The Bluth Family is our spirit guide for this one.

Jamie Squire

Tell 'em, Bluths:

As if college lacrosse wasn't already on a sideways trajectory, this bit of information came out this past weekend: The Collegiate Officials Committee is boycotting fall events -- games, practices, whatever the hell else referees show up for during the fall period -- until they can come to an agreement with the United States Intercollegiate Lacrosse Association. Here's what's happening:

The negotiations between the COC (Collegiate Officials Committee) and the USILA (United State Intercollegiate Lacrosse Association) appear to have hit a snag. The contract between the organizations in regard to providing officiating services for Division I USILA games (including not only next spring's games but fall ball scrimmages and alumni games as well) expired at the end of June.

There were apparently lengthy negotiations over a new contract, with an agreement finally hammered out in early July by COC and USILA representatives. However, although the COC's Executive Board approved the arrangement on July 10, the USILA's board met on September 16 and rejected the deal.

As a result, the COC will not offer officiating services until a new contract is in place.
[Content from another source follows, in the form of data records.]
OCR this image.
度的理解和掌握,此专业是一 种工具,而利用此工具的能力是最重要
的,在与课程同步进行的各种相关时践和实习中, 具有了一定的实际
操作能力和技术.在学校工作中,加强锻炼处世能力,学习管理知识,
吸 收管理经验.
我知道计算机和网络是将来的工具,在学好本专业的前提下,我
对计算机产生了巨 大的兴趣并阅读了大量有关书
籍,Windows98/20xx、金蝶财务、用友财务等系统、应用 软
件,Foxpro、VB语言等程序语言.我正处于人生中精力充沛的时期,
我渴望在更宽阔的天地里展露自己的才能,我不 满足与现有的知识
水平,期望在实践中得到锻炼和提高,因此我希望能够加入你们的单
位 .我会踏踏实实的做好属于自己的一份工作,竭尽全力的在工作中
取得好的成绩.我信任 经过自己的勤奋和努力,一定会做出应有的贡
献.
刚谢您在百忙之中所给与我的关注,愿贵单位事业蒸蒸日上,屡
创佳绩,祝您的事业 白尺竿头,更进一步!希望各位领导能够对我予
Games have already gone without the COC's services, and the heavy slate of upcoming fall ball games could be jeopardized.

Fantastic. Excuse me for a second while I smash my face against a desk until I lose consciousness, thereby forgetting that this ridiculous impasse actually exists at this point in the fall.

Inside Lacrosse has more details:

Chief among the financial concerns are referees' game fees, per diem and travel reimbursement (which are generally paid by the host site), but [USILA representative and Johns Hopkins athletic director Tom] Calder says there are other issues, as well.

“The USILA board's goal is to review how we deal with the COC on fee changes; we don't feel the process we're using is the best way to do business with officials,” Calder says. “We're going to look at other models, see how other organizations do things. Our goal is to get back to the COC with something on the table as soon as possible. My hope is by the middle of next week, we can come up with something and hopefully they'll agree to it. It's more than the fee and the travel per diem, though. There are additional stipulations — reporting progress on the evaluation of officials and officials' programs. That entails more communication.”

Terrific. Excuse me for a second while I siphon gasoline from a jerry can directly into my belly.

Just get this done. The fact that this wasn't completed over the summer is ridiculous. The specific aspects of the negotiations aren't even what make me want to light things on fire; they're reasonable, and far from stupid. Rather, it's that this was not cleared at every level -- on both sides -- before the fall period began; that's what makes this entire situation dumb. The USILA and COC aren't brokering a nuclear missile proliferation treaty; they're arguing about the provision of referees and have been doing so since late last year. This quote from Bob Russell, special counsel for the Intercollegiate Men's Lacrosse Coaches Association, hits the nail on the head:

“We're primarily concerned with the best interest of the coaches, the student-athletes and the integrity of the game, and I think this is a situation that can and needs to be resolved as soon as possible,” Russell says.

What a stupid freaking mess. I can't believe I'm writing about this in late-September. I don't even want to know that this situation exists.